2. Realize that you might be overestimating the intensity and the duration of the negative effect of an event in the current moment.
3. Realize that when you are tunnel visioned with limited facts in the current, making simulations about the future is difficult and unpredictable because of other factors that you are not taking into account.
4. When you take an action, take into consideration the impact bias before you leap into action based on the forecasting.
5. The False Consensus Bias or “most people are like me bias”
“We find comfort among those who agree with us – growth among those who don’t.”― Frank Clark
The false consensus bias is in full force when we overestimate how our beliefs and opinions match and are similar to those of others.
In this bias, we make the basic assumption that our habits and preferences and opinions are typical and normal and others think more similarly to us. We underestimate the differences and overestimate the similarities.
This creates a cloud of perception that others will agree or there will be consensus between them and us.
In reality, beliefs and opinions can vary widely and we get taken aback when we face resistance or no consensus from others.
This bias usually shows itself in social perception.
In a research paper titled The Truly False Consensus Effect: An Ineradicable and Egocentric Bias in Social Perception by Joachim Krueger and Russell W. Clement in The Journal of Personality and Social Psychology, the authors say:
“Consensus bias is the overuse of self-related knowledge in estimating the prevalence of attributes in a population.”
The authors argue that experiments show the consensus bias as true regardless of additional information and input.
For example, debiasing by feedback or other information did not lessen the bias and points to the egocentrism hypothesis. They propose that egocentrism might play a role in the bias because it involves valuing the self above everything and developing a rigidity of judgment to support that.
1. Realize that others can be very different from us.
2. Are you expecting and hoping for a consensus based on self-confidence and self-image of a certain way?
3. Allow for the opposite of the false consensus bias to grace your ideas and consciousness. This is valuable because different types of opinions and ideals add different value to the situation.

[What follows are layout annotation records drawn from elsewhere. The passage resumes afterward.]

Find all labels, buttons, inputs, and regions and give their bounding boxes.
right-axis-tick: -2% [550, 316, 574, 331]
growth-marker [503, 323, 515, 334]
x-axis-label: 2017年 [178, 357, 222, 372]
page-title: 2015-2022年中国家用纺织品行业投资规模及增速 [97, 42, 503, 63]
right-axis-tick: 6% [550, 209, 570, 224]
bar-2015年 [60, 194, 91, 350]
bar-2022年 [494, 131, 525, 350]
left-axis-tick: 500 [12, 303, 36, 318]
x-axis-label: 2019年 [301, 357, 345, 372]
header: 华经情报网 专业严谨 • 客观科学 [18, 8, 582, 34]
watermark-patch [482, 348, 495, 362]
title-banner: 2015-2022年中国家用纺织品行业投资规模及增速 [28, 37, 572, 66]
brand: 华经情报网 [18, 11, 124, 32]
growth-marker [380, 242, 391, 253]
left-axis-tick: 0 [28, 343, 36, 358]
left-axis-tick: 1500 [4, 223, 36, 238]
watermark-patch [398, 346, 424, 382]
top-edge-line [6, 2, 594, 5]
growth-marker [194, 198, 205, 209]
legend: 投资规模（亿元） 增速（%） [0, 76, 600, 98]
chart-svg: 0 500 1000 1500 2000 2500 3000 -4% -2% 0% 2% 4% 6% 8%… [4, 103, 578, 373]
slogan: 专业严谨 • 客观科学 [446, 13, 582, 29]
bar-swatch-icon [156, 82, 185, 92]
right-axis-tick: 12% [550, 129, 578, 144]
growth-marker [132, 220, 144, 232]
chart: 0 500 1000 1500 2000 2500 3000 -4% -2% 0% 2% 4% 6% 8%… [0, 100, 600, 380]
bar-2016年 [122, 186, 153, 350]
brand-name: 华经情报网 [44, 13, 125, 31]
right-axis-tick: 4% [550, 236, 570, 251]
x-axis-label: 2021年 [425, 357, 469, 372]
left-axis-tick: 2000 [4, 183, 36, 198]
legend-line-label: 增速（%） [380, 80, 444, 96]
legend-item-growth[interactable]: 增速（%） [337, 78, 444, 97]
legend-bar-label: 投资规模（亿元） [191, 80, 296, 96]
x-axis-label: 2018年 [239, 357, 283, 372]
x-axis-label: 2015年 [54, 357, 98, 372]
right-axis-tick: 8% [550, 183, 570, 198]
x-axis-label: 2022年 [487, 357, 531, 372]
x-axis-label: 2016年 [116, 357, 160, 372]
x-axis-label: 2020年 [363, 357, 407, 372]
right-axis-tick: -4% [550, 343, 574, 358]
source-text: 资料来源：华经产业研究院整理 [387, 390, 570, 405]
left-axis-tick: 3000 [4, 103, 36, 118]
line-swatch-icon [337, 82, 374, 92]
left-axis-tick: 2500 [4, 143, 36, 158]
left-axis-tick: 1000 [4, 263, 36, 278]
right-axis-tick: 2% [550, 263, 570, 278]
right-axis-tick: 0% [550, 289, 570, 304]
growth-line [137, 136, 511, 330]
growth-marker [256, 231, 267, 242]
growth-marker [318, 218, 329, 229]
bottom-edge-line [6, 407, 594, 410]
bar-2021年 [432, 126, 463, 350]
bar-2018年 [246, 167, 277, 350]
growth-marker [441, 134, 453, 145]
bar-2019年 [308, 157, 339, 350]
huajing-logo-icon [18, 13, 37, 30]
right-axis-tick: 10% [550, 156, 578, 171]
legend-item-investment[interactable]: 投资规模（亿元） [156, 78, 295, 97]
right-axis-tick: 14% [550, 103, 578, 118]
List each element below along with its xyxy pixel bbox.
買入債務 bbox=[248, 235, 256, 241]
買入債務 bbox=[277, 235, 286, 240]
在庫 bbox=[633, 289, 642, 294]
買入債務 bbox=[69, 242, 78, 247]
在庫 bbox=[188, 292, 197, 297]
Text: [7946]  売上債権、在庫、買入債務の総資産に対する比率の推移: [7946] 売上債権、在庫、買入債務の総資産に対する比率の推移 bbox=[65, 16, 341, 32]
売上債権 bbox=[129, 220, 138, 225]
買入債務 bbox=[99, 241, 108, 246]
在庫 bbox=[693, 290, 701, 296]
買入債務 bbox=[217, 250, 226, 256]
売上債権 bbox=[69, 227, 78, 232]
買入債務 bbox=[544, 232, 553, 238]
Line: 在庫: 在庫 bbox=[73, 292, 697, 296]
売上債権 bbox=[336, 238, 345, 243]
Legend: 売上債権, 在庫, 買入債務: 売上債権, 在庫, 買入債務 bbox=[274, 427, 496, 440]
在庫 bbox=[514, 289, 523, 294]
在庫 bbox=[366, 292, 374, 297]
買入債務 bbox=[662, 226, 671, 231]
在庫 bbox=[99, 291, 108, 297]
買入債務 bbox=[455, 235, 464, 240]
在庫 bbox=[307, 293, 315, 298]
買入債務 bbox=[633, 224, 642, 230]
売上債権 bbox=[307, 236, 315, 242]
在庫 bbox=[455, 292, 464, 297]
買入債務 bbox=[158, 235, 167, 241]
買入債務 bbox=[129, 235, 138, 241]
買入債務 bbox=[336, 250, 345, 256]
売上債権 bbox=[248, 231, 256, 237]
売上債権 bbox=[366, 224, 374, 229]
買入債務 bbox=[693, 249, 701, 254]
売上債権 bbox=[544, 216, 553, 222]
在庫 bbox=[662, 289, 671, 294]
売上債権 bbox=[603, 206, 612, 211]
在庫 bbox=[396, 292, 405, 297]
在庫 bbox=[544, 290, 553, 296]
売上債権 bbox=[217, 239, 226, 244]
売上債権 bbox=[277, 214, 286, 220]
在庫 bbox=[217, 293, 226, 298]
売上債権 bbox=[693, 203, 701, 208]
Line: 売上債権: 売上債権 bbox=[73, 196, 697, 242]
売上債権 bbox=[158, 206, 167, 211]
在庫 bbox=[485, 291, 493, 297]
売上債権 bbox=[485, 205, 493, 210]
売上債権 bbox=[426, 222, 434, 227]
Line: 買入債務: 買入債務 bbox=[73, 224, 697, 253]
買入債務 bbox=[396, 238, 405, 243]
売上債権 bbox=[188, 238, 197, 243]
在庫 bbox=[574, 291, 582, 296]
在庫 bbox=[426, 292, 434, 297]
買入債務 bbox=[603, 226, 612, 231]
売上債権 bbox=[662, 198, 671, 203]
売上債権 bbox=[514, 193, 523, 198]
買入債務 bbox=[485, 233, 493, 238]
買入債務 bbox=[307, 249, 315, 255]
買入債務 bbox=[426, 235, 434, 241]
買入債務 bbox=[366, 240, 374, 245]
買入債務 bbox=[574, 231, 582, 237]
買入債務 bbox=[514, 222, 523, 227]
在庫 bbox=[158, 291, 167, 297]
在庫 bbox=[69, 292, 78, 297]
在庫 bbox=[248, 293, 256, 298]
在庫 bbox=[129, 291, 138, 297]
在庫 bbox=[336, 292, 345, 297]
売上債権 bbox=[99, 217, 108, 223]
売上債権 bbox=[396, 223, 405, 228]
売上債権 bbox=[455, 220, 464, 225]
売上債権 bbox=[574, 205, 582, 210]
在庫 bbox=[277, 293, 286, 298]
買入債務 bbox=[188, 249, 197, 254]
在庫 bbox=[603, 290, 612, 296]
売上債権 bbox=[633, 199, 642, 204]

6. Attention Bias And The Tunnel Visioning Effect
“Change the way you look at things and the things you look at change.” ― Wayne W. Dyer
Attention bias forces us to focus on one or two choices and effectively shuts off or tunnel visions our attention. When we engage all our limited attention to a narrow focus and reject or do not see the other choices and outcomes, we have the attention bias.
Why this bias happens is quite interesting and obvious. Research has shown that humans can only focus on 50 to 100 bits of information any given moment.

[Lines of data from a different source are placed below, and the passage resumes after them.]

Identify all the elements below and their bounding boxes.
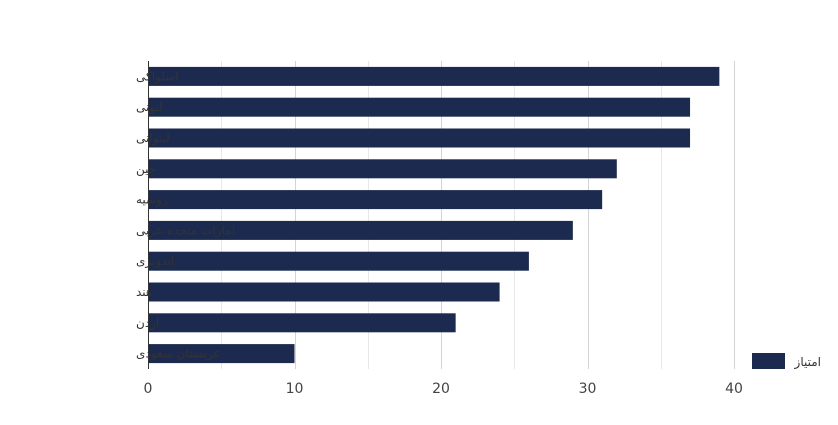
x-tick-label: 10 [286, 381, 304, 397]
bar [148, 190, 603, 210]
bar [148, 97, 691, 117]
category-label: چین [136, 162, 156, 177]
bar [148, 220, 573, 240]
bar [148, 282, 500, 302]
category-labels: اسلواکی لتونی لیتوانی چین روسیه امارات متحده … [136, 69, 235, 361]
x-tick-label: 40 [725, 381, 743, 397]
bar [148, 313, 456, 333]
category-label: هند [136, 285, 152, 299]
x-tick-label: 30 [579, 381, 597, 397]
legend-label: امتیاز [794, 355, 821, 370]
category-label: لیتوانی [136, 131, 170, 146]
bar [148, 159, 617, 179]
bar [148, 344, 295, 364]
category-label: اندونزی [136, 254, 174, 269]
category-label: عربستان سعودی [136, 347, 221, 362]
x-tick-label: 20 [432, 381, 450, 397]
bar [148, 66, 720, 86]
x-tick-labels: 0 10 20 30 40 [144, 381, 743, 397]
legend: امتیاز [752, 353, 821, 370]
category-label: امارات متحده عربی [136, 223, 235, 238]
category-label: اردن [136, 316, 159, 331]
legend-swatch [752, 353, 785, 369]
bar [148, 128, 691, 148]
category-label: لتونی [136, 100, 163, 115]
category-label: اسلواکی [136, 69, 179, 84]
x-tick-label: 0 [144, 381, 153, 397]
bar [148, 251, 529, 271]
bars [148, 66, 720, 364]
category-label: روسیه [136, 193, 168, 208]
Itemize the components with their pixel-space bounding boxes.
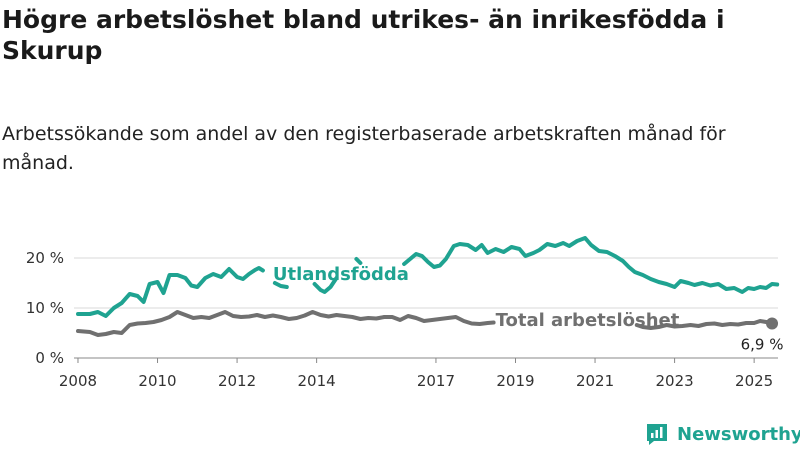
brand-name: Newsworthy: [677, 423, 800, 445]
x-tick-label: 2019: [496, 372, 534, 390]
end-value-label: 6,9 %: [741, 336, 784, 354]
x-tick-label: 2012: [218, 372, 256, 390]
x-tick-label: 2025: [735, 372, 773, 390]
y-tick-label: 20 %: [26, 249, 64, 267]
chart-subtitle: Arbetssökande som andel av den registerb…: [2, 123, 726, 174]
series-line-utlandsfodda: [402, 236, 780, 294]
series-line-total: [76, 310, 496, 337]
y-tick-label: 0 %: [35, 349, 64, 367]
series-line-utlandsfodda: [272, 281, 289, 289]
y-tick-label: 10 %: [26, 299, 64, 317]
brand-logo: Newsworthy: [645, 420, 800, 448]
series-line-utlandsfodda: [76, 266, 265, 318]
end-point-marker: [766, 317, 779, 330]
newsworthy-icon: [647, 424, 667, 445]
x-tick-label: 2008: [59, 372, 97, 390]
series-label-total: Total arbetslöshet: [496, 310, 680, 331]
x-tick-label: 2017: [417, 372, 455, 390]
x-tick-label: 2010: [138, 372, 176, 390]
series-label-utlandsfodda: Utlandsfödda: [273, 264, 409, 285]
x-tick-label: 2023: [655, 372, 693, 390]
series-line-utlandsfodda: [354, 257, 363, 265]
series-line-total: [634, 319, 774, 330]
x-tick-label: 2021: [576, 372, 614, 390]
x-tick-label: 2014: [298, 372, 336, 390]
chart-title: Högre arbetslöshet bland utrikes- än inr…: [2, 5, 725, 65]
series-line-utlandsfodda: [312, 276, 339, 294]
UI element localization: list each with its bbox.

When there is information and choice flying in at you from all directions, we may selectively shut off to everything but the first or the favorite choice.
“Choice of sources can shield extreme bias behind a façade of objectivity.” ― Noam Chomsky
1. Ask yourself if you are tunnel visioning your choices in favor of on or two dominant ones.

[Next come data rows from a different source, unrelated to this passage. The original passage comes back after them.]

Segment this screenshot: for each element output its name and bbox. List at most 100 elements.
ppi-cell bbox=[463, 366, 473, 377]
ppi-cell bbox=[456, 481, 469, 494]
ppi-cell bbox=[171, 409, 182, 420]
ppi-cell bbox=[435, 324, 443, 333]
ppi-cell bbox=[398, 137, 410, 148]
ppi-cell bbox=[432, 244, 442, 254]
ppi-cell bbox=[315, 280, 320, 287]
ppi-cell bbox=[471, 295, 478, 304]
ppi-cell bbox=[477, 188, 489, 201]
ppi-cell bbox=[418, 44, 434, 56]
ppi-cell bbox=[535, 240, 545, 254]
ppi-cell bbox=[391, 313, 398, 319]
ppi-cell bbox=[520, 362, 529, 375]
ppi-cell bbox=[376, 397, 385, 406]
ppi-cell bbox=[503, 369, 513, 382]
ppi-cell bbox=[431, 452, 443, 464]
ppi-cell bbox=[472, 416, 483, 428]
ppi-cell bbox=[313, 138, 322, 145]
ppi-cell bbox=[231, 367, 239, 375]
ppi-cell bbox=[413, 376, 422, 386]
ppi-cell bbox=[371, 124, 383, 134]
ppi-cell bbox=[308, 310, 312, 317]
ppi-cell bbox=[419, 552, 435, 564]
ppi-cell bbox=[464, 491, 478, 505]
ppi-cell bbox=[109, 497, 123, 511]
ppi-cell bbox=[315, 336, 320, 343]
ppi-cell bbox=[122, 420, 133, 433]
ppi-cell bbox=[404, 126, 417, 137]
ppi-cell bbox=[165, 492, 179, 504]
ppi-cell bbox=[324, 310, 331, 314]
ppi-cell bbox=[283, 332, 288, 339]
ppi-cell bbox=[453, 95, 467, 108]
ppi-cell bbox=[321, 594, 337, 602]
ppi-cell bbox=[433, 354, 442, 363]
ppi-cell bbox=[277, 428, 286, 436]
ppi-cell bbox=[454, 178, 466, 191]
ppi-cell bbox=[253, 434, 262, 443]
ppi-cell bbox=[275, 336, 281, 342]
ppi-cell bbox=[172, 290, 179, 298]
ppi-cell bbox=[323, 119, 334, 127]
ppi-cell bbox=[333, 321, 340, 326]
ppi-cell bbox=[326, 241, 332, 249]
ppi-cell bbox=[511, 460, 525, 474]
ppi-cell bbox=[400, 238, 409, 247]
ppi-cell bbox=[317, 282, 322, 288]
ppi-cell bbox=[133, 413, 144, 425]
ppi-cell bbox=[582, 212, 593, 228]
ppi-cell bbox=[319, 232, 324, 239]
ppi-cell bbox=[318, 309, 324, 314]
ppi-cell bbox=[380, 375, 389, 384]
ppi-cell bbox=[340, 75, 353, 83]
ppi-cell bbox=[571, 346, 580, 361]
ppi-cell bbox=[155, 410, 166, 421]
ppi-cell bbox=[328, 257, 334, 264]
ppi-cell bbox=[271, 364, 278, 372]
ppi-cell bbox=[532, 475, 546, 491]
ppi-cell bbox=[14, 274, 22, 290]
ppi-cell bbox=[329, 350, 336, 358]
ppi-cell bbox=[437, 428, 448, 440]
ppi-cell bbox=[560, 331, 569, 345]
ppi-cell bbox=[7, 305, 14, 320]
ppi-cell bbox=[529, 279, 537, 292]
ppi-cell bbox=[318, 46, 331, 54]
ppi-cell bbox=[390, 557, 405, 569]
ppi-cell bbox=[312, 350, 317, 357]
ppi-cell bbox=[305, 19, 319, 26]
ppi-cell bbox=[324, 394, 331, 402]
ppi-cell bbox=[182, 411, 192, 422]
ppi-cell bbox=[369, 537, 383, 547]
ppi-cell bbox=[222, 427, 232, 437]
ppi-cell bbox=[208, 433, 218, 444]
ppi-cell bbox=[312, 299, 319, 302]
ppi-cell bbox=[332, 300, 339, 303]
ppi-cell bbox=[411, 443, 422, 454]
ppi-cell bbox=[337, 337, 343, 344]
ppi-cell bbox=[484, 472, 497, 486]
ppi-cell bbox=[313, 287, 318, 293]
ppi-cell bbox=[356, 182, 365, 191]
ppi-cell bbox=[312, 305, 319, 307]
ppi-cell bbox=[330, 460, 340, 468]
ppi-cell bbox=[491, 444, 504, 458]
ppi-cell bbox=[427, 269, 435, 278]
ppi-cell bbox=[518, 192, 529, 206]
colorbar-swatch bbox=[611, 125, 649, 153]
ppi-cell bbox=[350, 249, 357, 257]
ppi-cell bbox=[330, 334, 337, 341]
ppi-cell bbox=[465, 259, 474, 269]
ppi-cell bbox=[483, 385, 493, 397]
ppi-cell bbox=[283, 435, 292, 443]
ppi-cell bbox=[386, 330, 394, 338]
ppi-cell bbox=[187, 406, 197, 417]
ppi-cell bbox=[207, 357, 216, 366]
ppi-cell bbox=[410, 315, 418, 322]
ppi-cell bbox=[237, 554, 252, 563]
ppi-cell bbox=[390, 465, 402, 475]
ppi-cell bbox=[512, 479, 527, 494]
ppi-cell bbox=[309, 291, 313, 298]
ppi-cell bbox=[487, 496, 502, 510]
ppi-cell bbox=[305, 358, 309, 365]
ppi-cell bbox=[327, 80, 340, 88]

2. Make an assessment of what takes and keeps your attention: Look at Thoughts, emotions, projects, people, and situations. Is that where you want to place some or all your limited attention?
3. Become aware of “attention vampires” that suck the present moment and use it to leverage and capitalize it to their own ends. Politely Ask if you can leave the conversation or situation.
4. Become good at deep focus and also diffuse focus. Looking at both the forest and the trees is essential for continued success.